Изменить стиль страницы

— Эх, семья, семья! — говорит он, как будто у него действительно есть семья.

Глава VI

Долго затем не было событий, а кроме них, только сменой времен года тут измеряли дни жизни. Вторым событием стало появление Фернана.

Альбер столкнулся с ним не во дворе фермы, как со своей племянницей Мирей (несколько месяцев тому назад), а увидел его в большой комнате. Фернан сидел там, облокотившись на стол, и пил сидр: не только сам себе налил в стакан этот сидр, сделанный из яблок-падалиц, но и сам достал его из погреба, словно был у себя дома, а между тем сейчас в «Белом бугре» пили только игристый напиток.

— Гляди-ка, Фернан!

— Да, — сказал Фернан ровным голосом. — Как видишь, вернулся я. Ничего не скажешь: в «Белом бугре» вам лучше живется, чем на «Краю света».

— Не могли мы тебя разыскать, когда Адель умерла.
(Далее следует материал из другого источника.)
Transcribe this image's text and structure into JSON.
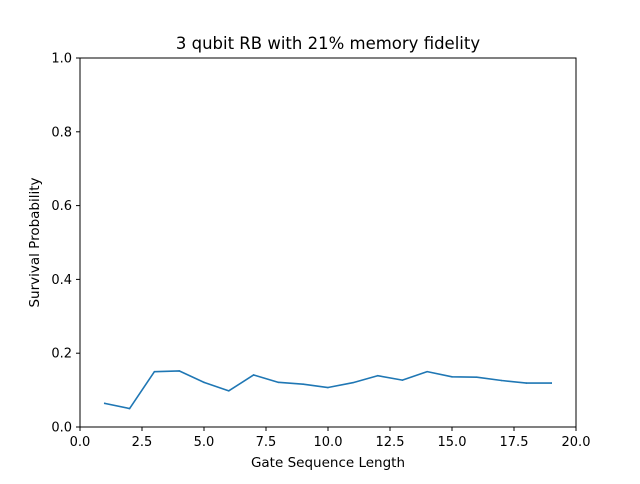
{
  "chart_data": {
    "type": "line",
    "title": "3 qubit RB with 21% memory fidelity",
    "xlabel": "Gate Sequence Length",
    "ylabel": "Survival Probability",
    "xlim": [
      0,
      20
    ],
    "ylim": [
      0,
      1
    ],
    "xticks": [
      0,
      2.5,
      5,
      7.5,
      10,
      12.5,
      15,
      17.5,
      20
    ],
    "xtick_labels": [
      "0.0",
      "2.5",
      "5.0",
      "7.5",
      "10.0",
      "12.5",
      "15.0",
      "17.5",
      "20.0"
    ],
    "yticks": [
      0,
      0.2,
      0.4,
      0.6,
      0.8,
      1.0
    ],
    "ytick_labels": [
      "0.0",
      "0.2",
      "0.4",
      "0.6",
      "0.8",
      "1.0"
    ],
    "grid": false,
    "series": [
      {
        "color": "#1f77b4",
        "x": [
          1,
          2,
          3,
          4,
          5,
          6,
          7,
          8,
          9,
          10,
          11,
          12,
          13,
          14,
          15,
          16,
          17,
          18,
          19
        ],
        "y": [
          0.064,
          0.05,
          0.15,
          0.152,
          0.121,
          0.098,
          0.141,
          0.121,
          0.116,
          0.107,
          0.12,
          0.139,
          0.127,
          0.15,
          0.136,
          0.135,
          0.126,
          0.119,
          0.119
        ]
      }
    ]
  }
}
Ты знал о ее смерти?

— Понятно, знал, — ответил Фернан. — А иначе зачем бы я приехал сюда?

Он засмеялся гортанным своим смешком. Всегда был худ Фернан, а теперь совсем стал тощим, изможденным. И, судя по виду, не разбогател, но и не обнищал: рабочий, вот и все. Он объяснил свои слова:

— Конечно, я знал, вот и приехал.

— Хочешь расспросить, как все это было?

Фернан усмехнулся:

— Что ж, расскажи.

— Ну вот, — начал Альбер. — Представь себе, возвращаюсь я вечером, зову ее, она не отвечает… Гляжу, а она лежит поперек кровати…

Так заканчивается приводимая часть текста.